Question

When the three blocks in the figure below are released from rest, they accelerate with a magnitude of 0.705 m/s2. Block 1 has mass M, block 2 has 4M, and block 3 has 4M. What is the coefficient of kinetic friction between block 2 and the table?

Answer 1

You're missing the figure.

Answer 2

Can you elaborate on what you mean by the figure?

Answer 3

Oh yes I will attach it momentarily

Answer 4

are the pulley's frictionless?

Answer 5

Yes they are frictionless

Answer 6

The first thing would be to draw a FBD.

Answer 7

Okay I have the FBD drawn for each mass block

Answer 8

Ok I denoted mine using the numbers so hopefully this doesn't confuse you.
\(T_1-m_1g=m_1a\)
\(F_2-f_k=0\)
\(m_3g-T_3=m_3a\)

Answer 9

Okay so the first thing I've done is plugged in my values for the first equation to find T1, am I on the right track? If so, what is my next step?

Answer 10

Unfortunately, it's dinner time.
I'm rusty on mechanics anyways so I tend to forget stuff.
@douglaswinslowcooper

Answer 11

Ja ne! \(\huge ☺\)

Answer 12

Thank you!

Answer 13

Accelerating force = net weight times gravity - friction

F = (4 M - M)g - 4 M mu mu = kinetic friction coefficient

mass being accelerated = M + 4M + 4M

a = 0.705 = F/mass = [(4 M - M)g - 4 M mu]/(M + 4M + 4M)

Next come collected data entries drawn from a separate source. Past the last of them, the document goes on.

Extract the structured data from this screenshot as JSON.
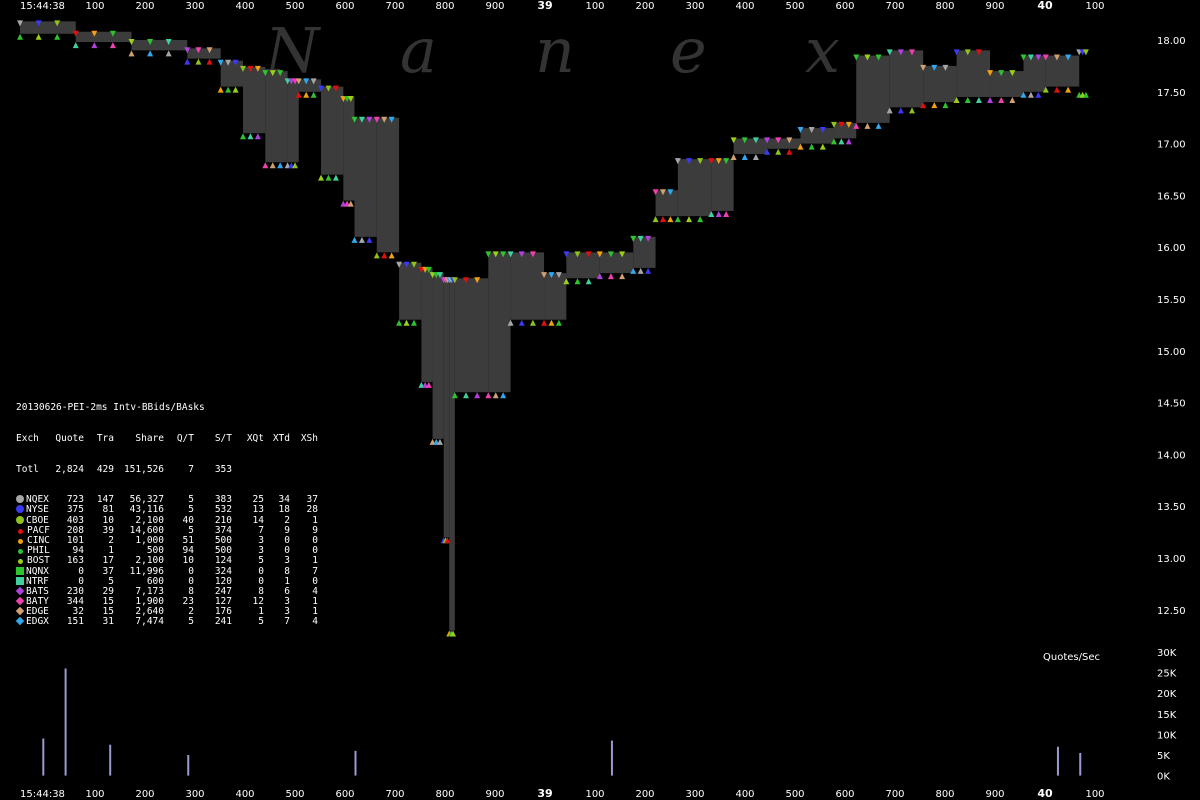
{
  "chart_data": {
    "type": "scatter",
    "title": "20130626-PEI-2ms Intv-BBids/BAsks",
    "watermark": [
      "N",
      "a",
      "n",
      "e",
      "x"
    ],
    "x_axis": {
      "start_label": "15:44:38",
      "ticks_top": [
        "100",
        "200",
        "300",
        "400",
        "500",
        "600",
        "700",
        "800",
        "900",
        "39",
        "100",
        "200",
        "300",
        "400",
        "500",
        "600",
        "700",
        "800",
        "900",
        "40",
        "100"
      ],
      "bold_ticks": [
        "39",
        "40"
      ]
    },
    "y_axis": {
      "ticks": [
        "18.00",
        "17.50",
        "17.00",
        "16.50",
        "16.00",
        "15.50",
        "15.00",
        "14.50",
        "14.00",
        "13.50",
        "13.00",
        "12.50"
      ],
      "ylim": [
        12.1,
        18.2
      ]
    },
    "volume_axis": {
      "label": "Quotes/Sec",
      "ticks": [
        "30K",
        "25K",
        "20K",
        "15K",
        "10K",
        "5K",
        "0K"
      ]
    },
    "best_bid_ask_path": [
      {
        "t": 0.0,
        "bid": 18.06,
        "ask": 18.18
      },
      {
        "t": 0.05,
        "bid": 17.98,
        "ask": 18.08
      },
      {
        "t": 0.1,
        "bid": 17.9,
        "ask": 18.0
      },
      {
        "t": 0.15,
        "bid": 17.82,
        "ask": 17.92
      },
      {
        "t": 0.18,
        "bid": 17.55,
        "ask": 17.8
      },
      {
        "t": 0.2,
        "bid": 17.1,
        "ask": 17.74
      },
      {
        "t": 0.22,
        "bid": 16.82,
        "ask": 17.7
      },
      {
        "t": 0.24,
        "bid": 16.82,
        "ask": 17.62
      },
      {
        "t": 0.25,
        "bid": 17.5,
        "ask": 17.62
      },
      {
        "t": 0.27,
        "bid": 16.7,
        "ask": 17.55
      },
      {
        "t": 0.29,
        "bid": 16.45,
        "ask": 17.45
      },
      {
        "t": 0.3,
        "bid": 16.1,
        "ask": 17.25
      },
      {
        "t": 0.32,
        "bid": 15.95,
        "ask": 17.25
      },
      {
        "t": 0.34,
        "bid": 15.3,
        "ask": 15.85
      },
      {
        "t": 0.36,
        "bid": 14.7,
        "ask": 15.8
      },
      {
        "t": 0.37,
        "bid": 14.15,
        "ask": 15.75
      },
      {
        "t": 0.38,
        "bid": 13.2,
        "ask": 15.7
      },
      {
        "t": 0.385,
        "bid": 12.3,
        "ask": 15.7
      },
      {
        "t": 0.39,
        "bid": 14.6,
        "ask": 15.7
      },
      {
        "t": 0.42,
        "bid": 14.6,
        "ask": 15.95
      },
      {
        "t": 0.44,
        "bid": 15.3,
        "ask": 15.95
      },
      {
        "t": 0.47,
        "bid": 15.3,
        "ask": 15.75
      },
      {
        "t": 0.49,
        "bid": 15.7,
        "ask": 15.95
      },
      {
        "t": 0.52,
        "bid": 15.75,
        "ask": 15.95
      },
      {
        "t": 0.55,
        "bid": 15.8,
        "ask": 16.1
      },
      {
        "t": 0.57,
        "bid": 16.3,
        "ask": 16.55
      },
      {
        "t": 0.59,
        "bid": 16.3,
        "ask": 16.85
      },
      {
        "t": 0.62,
        "bid": 16.35,
        "ask": 16.85
      },
      {
        "t": 0.64,
        "bid": 16.9,
        "ask": 17.05
      },
      {
        "t": 0.67,
        "bid": 16.95,
        "ask": 17.05
      },
      {
        "t": 0.7,
        "bid": 17.0,
        "ask": 17.15
      },
      {
        "t": 0.73,
        "bid": 17.05,
        "ask": 17.2
      },
      {
        "t": 0.75,
        "bid": 17.2,
        "ask": 17.85
      },
      {
        "t": 0.78,
        "bid": 17.35,
        "ask": 17.9
      },
      {
        "t": 0.81,
        "bid": 17.4,
        "ask": 17.75
      },
      {
        "t": 0.84,
        "bid": 17.45,
        "ask": 17.9
      },
      {
        "t": 0.87,
        "bid": 17.45,
        "ask": 17.7
      },
      {
        "t": 0.9,
        "bid": 17.5,
        "ask": 17.85
      },
      {
        "t": 0.92,
        "bid": 17.55,
        "ask": 17.85
      },
      {
        "t": 0.95,
        "bid": 17.5,
        "ask": 17.9
      }
    ],
    "volume_spikes": [
      {
        "t": 0.04,
        "v": 26000
      },
      {
        "t": 0.02,
        "v": 9000
      },
      {
        "t": 0.08,
        "v": 7500
      },
      {
        "t": 0.15,
        "v": 5000
      },
      {
        "t": 0.3,
        "v": 6000
      },
      {
        "t": 0.53,
        "v": 8500
      },
      {
        "t": 0.93,
        "v": 7000
      },
      {
        "t": 0.95,
        "v": 5500
      }
    ],
    "legend_stats": {
      "header": [
        "Exch",
        "Quote",
        "Tra",
        "Share",
        "Q/T",
        "S/T",
        "XQt",
        "XTd",
        "XSh"
      ],
      "total": {
        "label": "Totl",
        "values": [
          "2,824",
          "429",
          "151,526",
          "7",
          "353",
          "",
          "",
          ""
        ]
      },
      "rows": [
        {
          "exch": "NQEX",
          "color": "#a6a6a6",
          "shape": "circle",
          "values": [
            "723",
            "147",
            "56,327",
            "5",
            "383",
            "25",
            "34",
            "37"
          ]
        },
        {
          "exch": "NYSE",
          "color": "#3a3af5",
          "shape": "circle",
          "values": [
            "375",
            "81",
            "43,116",
            "5",
            "532",
            "13",
            "18",
            "28"
          ]
        },
        {
          "exch": "CBOE",
          "color": "#8ec21e",
          "shape": "circle",
          "values": [
            "403",
            "10",
            "2,100",
            "40",
            "210",
            "14",
            "2",
            "1"
          ]
        },
        {
          "exch": "PACF",
          "color": "#e01010",
          "shape": "dot",
          "values": [
            "208",
            "39",
            "14,600",
            "5",
            "374",
            "7",
            "9",
            "9"
          ]
        },
        {
          "exch": "CINC",
          "color": "#f0a010",
          "shape": "dot",
          "values": [
            "101",
            "2",
            "1,000",
            "51",
            "500",
            "3",
            "0",
            "0"
          ]
        },
        {
          "exch": "PHIL",
          "color": "#30c030",
          "shape": "dot",
          "values": [
            "94",
            "1",
            "500",
            "94",
            "500",
            "3",
            "0",
            "0"
          ]
        },
        {
          "exch": "BOST",
          "color": "#9ad01a",
          "shape": "dot",
          "values": [
            "163",
            "17",
            "2,100",
            "10",
            "124",
            "5",
            "3",
            "1"
          ]
        },
        {
          "exch": "NQNX",
          "color": "#2ec42e",
          "shape": "square",
          "values": [
            "0",
            "37",
            "11,996",
            "0",
            "324",
            "0",
            "8",
            "7"
          ]
        },
        {
          "exch": "NTRF",
          "color": "#40d0a0",
          "shape": "square",
          "values": [
            "0",
            "5",
            "600",
            "0",
            "120",
            "0",
            "1",
            "0"
          ]
        },
        {
          "exch": "BATS",
          "color": "#b040e0",
          "shape": "diamond",
          "values": [
            "230",
            "29",
            "7,173",
            "8",
            "247",
            "8",
            "6",
            "4"
          ]
        },
        {
          "exch": "BATY",
          "color": "#f040b0",
          "shape": "diamond",
          "values": [
            "344",
            "15",
            "1,900",
            "23",
            "127",
            "12",
            "3",
            "1"
          ]
        },
        {
          "exch": "EDGE",
          "color": "#d0a070",
          "shape": "diamond",
          "values": [
            "32",
            "15",
            "2,640",
            "2",
            "176",
            "1",
            "3",
            "1"
          ]
        },
        {
          "exch": "EDGX",
          "color": "#30a8f0",
          "shape": "diamond",
          "values": [
            "151",
            "31",
            "7,474",
            "5",
            "241",
            "5",
            "7",
            "4"
          ]
        }
      ]
    }
  }
}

a = 0.705 = (3 g-4 mu)/(9) solve for mu

g= acceleration of gravity 9.8m/s^2

Answer 14

Thank you, my last question in regard to this is if I am supposed to multiply this value 3g to be (3*9.8)? I really appreciate the help

Answer 15

yes, in mks units 3 g = 3 x 9.8 m/s^2
Glad to have helped.